Congressman Tom Reed Strongly Opposes Legalizing Heroin Injection Centers

June 6, 2018

Congressman Tom Reed (R, Corning) came out swinging during today’s weekly press call with reporters. Reed got to the point very quickly in his opening comments, condemning the idea that he says is being put forward by New York City Democrat Cynthia Nixon and Ithaca Mayor Svante Myrick (D, Tompkins County), to legalize heroin injection centers. Reed noted that the Mayor of Ithaca is calling on New York State Governor Andrew Cuomo to approve a supervised drug injection pilot program in his city. “Injection sites will bring an influx of violence, crime and homelessness into our backyards as dangerous drug dealers will naturally follow the increased heroin users into our communities,” said Rep. Reed. “Only an extreme liberal ideology would support these spaces, and I will not help these radicals in their effort.” Reed’s comments indicated that the congressman was hopeful that Governor Andrew Cuomo would not want to go along with this proposal.

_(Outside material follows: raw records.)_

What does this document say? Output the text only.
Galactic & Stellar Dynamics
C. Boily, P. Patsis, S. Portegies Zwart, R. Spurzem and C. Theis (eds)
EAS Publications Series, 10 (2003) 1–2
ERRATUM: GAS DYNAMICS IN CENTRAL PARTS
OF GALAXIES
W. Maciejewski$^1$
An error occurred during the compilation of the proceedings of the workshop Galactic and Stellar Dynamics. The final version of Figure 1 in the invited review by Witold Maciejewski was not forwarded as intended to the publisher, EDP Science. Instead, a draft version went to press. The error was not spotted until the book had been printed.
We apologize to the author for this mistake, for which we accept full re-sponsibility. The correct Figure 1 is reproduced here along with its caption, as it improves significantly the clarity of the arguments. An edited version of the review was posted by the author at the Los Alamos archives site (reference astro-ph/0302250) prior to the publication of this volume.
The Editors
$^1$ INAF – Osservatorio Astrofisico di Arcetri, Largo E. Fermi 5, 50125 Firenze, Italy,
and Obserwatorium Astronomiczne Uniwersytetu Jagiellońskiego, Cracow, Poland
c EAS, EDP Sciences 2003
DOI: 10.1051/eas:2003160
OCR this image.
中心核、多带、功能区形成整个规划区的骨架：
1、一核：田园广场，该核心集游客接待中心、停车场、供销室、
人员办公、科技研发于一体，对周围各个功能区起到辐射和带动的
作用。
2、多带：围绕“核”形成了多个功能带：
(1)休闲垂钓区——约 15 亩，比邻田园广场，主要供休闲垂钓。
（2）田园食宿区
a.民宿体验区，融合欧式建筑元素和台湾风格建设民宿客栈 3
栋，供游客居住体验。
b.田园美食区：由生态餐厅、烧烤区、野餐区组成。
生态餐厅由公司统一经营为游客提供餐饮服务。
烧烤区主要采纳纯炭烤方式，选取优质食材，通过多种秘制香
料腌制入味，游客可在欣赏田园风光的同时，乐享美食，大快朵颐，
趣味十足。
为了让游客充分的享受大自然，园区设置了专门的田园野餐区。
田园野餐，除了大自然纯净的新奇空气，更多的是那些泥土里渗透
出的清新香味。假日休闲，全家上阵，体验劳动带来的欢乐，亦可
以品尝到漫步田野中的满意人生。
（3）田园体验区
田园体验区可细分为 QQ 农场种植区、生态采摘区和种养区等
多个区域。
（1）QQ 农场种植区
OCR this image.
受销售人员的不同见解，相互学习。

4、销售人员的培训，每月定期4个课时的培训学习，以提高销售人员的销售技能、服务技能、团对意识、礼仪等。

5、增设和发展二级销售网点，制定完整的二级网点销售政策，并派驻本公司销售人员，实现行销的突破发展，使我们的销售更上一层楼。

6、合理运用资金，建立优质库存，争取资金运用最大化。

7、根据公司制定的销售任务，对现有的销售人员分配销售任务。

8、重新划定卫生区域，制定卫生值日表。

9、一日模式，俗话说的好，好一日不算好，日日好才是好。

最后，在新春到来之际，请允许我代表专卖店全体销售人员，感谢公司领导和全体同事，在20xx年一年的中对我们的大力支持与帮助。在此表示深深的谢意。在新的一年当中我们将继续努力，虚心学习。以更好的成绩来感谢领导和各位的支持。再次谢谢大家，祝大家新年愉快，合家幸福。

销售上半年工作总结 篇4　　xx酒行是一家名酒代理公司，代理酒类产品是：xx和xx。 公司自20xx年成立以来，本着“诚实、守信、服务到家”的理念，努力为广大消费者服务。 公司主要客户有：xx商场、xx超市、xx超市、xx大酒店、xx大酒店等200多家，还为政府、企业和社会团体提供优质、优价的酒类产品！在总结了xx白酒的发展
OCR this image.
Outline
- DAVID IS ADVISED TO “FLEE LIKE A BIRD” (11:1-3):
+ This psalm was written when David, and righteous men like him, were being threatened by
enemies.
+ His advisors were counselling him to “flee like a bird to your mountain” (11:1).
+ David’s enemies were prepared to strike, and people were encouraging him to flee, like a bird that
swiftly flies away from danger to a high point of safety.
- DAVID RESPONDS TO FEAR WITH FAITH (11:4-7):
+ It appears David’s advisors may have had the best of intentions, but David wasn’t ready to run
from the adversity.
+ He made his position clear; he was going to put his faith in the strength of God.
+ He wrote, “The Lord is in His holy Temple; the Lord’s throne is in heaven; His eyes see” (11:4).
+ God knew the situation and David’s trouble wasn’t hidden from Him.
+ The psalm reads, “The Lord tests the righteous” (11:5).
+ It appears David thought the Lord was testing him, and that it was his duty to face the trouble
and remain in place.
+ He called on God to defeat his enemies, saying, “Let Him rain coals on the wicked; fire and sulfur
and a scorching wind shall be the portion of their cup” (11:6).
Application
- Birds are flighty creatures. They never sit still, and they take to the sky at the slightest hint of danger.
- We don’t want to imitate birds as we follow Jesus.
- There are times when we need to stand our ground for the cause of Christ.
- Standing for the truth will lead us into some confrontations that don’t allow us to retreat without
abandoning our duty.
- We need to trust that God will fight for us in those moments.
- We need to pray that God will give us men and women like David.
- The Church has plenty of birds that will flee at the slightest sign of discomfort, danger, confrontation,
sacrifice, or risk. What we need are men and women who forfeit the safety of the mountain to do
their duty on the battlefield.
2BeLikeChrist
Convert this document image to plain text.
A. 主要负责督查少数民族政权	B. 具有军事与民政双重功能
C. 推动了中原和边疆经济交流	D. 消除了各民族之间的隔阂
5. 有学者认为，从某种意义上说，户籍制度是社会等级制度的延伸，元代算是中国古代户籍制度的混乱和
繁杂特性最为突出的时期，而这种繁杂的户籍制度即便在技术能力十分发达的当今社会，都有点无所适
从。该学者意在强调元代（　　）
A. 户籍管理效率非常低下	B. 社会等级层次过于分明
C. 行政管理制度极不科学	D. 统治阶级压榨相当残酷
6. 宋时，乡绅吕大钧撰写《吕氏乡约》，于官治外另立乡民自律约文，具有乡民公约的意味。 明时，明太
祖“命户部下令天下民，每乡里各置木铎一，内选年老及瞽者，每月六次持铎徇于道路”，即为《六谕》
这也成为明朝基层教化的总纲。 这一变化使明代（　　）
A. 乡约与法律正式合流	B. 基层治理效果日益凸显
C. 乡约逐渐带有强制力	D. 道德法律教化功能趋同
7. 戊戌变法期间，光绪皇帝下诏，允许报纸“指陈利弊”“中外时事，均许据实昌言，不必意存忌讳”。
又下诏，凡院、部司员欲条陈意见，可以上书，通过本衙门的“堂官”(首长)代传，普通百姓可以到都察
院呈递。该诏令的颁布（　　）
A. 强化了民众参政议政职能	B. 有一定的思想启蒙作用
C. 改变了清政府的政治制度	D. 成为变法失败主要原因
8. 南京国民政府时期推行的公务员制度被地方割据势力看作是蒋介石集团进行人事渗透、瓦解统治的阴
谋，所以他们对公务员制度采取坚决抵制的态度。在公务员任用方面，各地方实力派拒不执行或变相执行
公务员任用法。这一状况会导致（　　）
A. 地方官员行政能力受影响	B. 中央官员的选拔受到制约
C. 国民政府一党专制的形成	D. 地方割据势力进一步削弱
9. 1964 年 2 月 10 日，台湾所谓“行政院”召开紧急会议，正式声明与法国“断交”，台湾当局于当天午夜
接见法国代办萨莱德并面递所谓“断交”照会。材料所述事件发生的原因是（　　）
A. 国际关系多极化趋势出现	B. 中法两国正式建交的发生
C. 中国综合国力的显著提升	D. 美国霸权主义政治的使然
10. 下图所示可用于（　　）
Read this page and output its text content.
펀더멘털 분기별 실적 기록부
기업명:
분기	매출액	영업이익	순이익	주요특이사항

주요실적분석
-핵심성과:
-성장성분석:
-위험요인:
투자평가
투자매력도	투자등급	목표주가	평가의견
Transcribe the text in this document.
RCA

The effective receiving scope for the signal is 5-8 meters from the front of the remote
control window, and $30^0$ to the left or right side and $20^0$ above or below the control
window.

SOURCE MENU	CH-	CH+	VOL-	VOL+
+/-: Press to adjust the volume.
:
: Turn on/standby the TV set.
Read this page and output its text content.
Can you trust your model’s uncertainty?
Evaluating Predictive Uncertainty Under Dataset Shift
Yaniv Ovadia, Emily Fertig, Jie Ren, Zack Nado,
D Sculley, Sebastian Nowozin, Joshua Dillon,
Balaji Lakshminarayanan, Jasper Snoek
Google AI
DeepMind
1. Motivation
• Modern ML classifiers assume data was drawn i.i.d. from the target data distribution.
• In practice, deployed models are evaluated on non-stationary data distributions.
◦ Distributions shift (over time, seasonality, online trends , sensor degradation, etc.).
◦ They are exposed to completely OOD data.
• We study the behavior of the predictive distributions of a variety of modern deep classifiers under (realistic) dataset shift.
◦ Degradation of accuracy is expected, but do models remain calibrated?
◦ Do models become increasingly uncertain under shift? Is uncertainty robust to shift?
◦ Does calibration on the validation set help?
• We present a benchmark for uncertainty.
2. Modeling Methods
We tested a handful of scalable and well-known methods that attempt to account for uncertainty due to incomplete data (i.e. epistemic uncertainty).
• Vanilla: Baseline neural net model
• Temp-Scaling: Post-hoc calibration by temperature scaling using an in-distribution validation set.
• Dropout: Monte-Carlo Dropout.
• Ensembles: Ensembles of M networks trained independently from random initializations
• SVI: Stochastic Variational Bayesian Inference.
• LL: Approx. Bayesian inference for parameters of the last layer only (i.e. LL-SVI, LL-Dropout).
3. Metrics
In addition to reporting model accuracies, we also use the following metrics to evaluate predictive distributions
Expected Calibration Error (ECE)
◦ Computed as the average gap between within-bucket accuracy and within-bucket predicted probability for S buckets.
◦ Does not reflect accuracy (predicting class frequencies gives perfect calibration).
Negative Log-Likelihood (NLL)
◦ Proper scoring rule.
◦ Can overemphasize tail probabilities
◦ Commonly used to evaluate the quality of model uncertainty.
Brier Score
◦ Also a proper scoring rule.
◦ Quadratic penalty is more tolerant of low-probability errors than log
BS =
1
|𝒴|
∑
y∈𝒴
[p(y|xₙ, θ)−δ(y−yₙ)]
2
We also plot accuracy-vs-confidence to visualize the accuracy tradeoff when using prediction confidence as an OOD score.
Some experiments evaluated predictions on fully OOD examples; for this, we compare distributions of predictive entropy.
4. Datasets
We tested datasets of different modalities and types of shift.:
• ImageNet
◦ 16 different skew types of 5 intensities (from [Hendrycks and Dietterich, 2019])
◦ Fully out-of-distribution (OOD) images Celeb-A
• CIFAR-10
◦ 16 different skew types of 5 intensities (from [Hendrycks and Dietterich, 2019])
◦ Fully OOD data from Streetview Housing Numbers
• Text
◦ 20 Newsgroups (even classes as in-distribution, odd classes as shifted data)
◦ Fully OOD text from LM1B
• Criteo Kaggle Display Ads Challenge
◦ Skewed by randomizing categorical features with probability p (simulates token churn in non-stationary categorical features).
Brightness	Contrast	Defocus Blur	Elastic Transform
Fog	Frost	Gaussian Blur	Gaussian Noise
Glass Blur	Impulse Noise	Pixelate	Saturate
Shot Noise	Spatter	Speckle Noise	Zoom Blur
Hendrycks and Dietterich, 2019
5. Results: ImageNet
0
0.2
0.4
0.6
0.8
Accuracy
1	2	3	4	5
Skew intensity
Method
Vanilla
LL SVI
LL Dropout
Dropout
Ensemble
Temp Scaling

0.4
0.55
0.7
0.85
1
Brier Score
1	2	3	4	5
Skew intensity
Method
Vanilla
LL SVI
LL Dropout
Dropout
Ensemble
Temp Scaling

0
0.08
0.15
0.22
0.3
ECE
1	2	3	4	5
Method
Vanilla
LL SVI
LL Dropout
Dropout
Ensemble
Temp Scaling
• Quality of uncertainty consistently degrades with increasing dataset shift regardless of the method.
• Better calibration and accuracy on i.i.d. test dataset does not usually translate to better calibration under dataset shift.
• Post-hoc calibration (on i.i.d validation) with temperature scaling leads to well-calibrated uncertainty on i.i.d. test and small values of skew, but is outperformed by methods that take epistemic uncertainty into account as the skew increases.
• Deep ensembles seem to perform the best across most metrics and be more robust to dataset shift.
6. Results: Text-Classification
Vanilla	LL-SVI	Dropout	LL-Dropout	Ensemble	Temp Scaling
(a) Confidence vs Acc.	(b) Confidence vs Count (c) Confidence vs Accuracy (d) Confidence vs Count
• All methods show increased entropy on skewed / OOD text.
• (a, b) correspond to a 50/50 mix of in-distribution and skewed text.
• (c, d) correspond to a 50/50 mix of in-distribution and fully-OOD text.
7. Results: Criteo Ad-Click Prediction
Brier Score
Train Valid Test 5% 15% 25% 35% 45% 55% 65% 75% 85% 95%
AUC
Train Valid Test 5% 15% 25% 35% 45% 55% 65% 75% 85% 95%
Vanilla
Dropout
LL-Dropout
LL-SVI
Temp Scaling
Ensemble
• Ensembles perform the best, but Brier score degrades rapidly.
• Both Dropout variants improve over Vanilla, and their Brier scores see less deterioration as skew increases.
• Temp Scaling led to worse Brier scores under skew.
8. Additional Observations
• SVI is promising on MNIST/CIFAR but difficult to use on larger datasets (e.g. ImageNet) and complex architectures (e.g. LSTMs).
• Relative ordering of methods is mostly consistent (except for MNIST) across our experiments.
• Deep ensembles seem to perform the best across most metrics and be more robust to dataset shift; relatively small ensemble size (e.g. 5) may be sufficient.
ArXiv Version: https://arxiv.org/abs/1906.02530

“I don’t want mothers to fear for their children’s lives as they walk to get onto the school bus, or for fathers to worry that their families will go hungry if they are mugged after a late night of work. I care about the hardworking people who choose to live in the Southern Tier, Finger Lakes and Western New York, and it would be unfair to them if we allowed their communities to become a drug pusher’s paradise,” concluded Reed.
A New York State Assembly bill was submitted to allow cities to create their own heroin injection sites. The Tompkins County Legislature and the City of Ithaca are expected to urge the New York State Legislature to immediately pass the bill.

“I applaud Congressman Reed for taking a stand on this difficult issue,” Steuben County District Attorney Brooks Baker said. “Deadly and hyper-addictive, heroin is a ‘try and die’ drug – first-time use leads directly to death or addiction. “There is no such thing as a ‘safe’ injection site. Our federal, state and local resources need to be spent on prevention, education and treatment – not on fostering deadly drug abuse,” concluded Baker.